Impatient Yahoo investors sell
Shares dip as some see gains as 'too little, too late'While analysts debated whether Yahoo's quarterly earnings performance disclosed Tuesday would prompt a higher bid from Microsoft, investors just seemed impatient and sold the stock well below its presumed acquisition price.
Yahoo, which has been spurning Microsoft's $31-per-share bid, saw its shares slide 1.6% on Wednesday to $28.08.
While Microsoft's offer has slipped $1 because of the slide in its own share price, few analysts suspect that Microsoft won't at least make whole its original $31 offer, if not bump it some.
Tuesday's reported first-quarter numbers, which beat analysts' expectations, "will help strengthen Yahoo's hand and may encourage Microsoft to sweeten its bid for a quick and friendly deal," Jefferies analyst Youssef Squali said.
Jackson Securities' Brian Bolan guesses that Microsoft, led by CEO Steve Ballmer, will offer $34 "to get the deal done before the hostile deadline that comes at the end of the week."
Microsoft has said that it was willing to engage in a proxy battle to persuade Yahoo, led by CEO Jerry Yang, to sell, but executives at the world's premier software company undoubtedly would prefer a less odious friendly acquisition.
Behind the scenes, Yahoo also is listening to partnership offers from Time Warner, News Corp., Google and others in an attempt to either drive Microsoft's bid higher or remain an independent company with a stock price that doesn't instinctively sink 25% if Microsoft rescinds its offer.
"The company's strong results are simply too little, too late to help keep Yahoo independent and out of the hands of Microsoft," Stifel Nicolaus' George Askew said.
Many said Wednesday that even if Microsoft does increase its bid, money put in Yahoo stock might sit idle for too long to make it a worthwhile investment.
Credit Suisse analyst Heath Terry seemed particularly impatient Wednesday in downgrading the stock even while raising his price target from $26 to $30.
"With Yahoo likely to continue to drag its feet on any deal with Microsoft, the risk of long regulatory approval process before the deal can close and little chance of a higher offer coming from either Microsoft or another bidder, we are revising our rating to 'neutral,' " he said.
Begging to differ is Citi analyst Mark Mahaney, in part because Internet advertising is where Microsoft needs to be.

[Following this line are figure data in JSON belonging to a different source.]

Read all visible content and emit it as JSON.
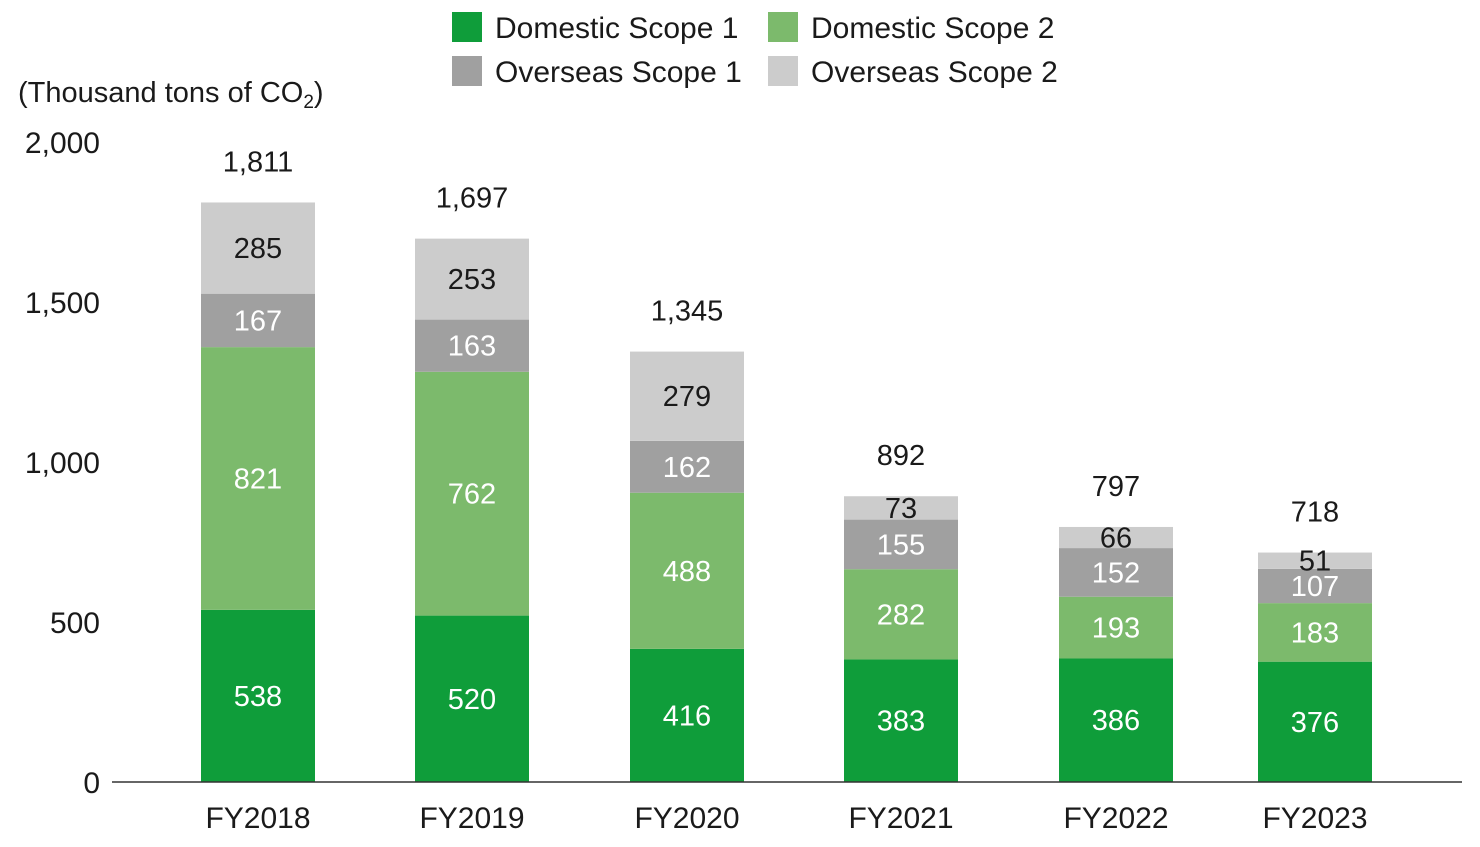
{
  "chart_data": {
    "type": "bar",
    "stacked": true,
    "ylabel_prefix": "(Thousand tons of CO",
    "ylabel_sub": "2",
    "ylabel_suffix": ")",
    "ylim": [
      0,
      2000
    ],
    "yticks": [
      0,
      500,
      1000,
      1500,
      2000
    ],
    "ytick_labels": [
      "0",
      "500",
      "1,000",
      "1,500",
      "2,000"
    ],
    "categories": [
      "FY2018",
      "FY2019",
      "FY2020",
      "FY2021",
      "FY2022",
      "FY2023"
    ],
    "series": [
      {
        "name": "Domestic Scope 1",
        "color": "#0f9d3a",
        "label_color": "#ffffff",
        "values": [
          538,
          520,
          416,
          383,
          386,
          376
        ]
      },
      {
        "name": "Domestic Scope 2",
        "color": "#7cba6c",
        "label_color": "#ffffff",
        "values": [
          821,
          762,
          488,
          282,
          193,
          183
        ]
      },
      {
        "name": "Overseas Scope 1",
        "color": "#a0a0a0",
        "label_color": "#ffffff",
        "values": [
          167,
          163,
          162,
          155,
          152,
          107
        ]
      },
      {
        "name": "Overseas Scope 2",
        "color": "#cccccc",
        "label_color": "#1a1a1a",
        "values": [
          285,
          253,
          279,
          73,
          66,
          51
        ]
      }
    ],
    "totals": [
      "1,811",
      "1,697",
      "1,345",
      "892",
      "797",
      "718"
    ],
    "legend_position": "top",
    "grid": false
  }
}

"Both Yahoo and Google's results suggest online advertising fundamentals aren't softening as much as feared," he said. "Further, first-quarter results indicate Google's lead continues to mount, so strategic options may be narrowing for erstwhile competitors.
"We detect in Yahoo's public comments a greater willingness to negotiate on price," Mahaney added. "We believe Yahoo shareholders will benefit."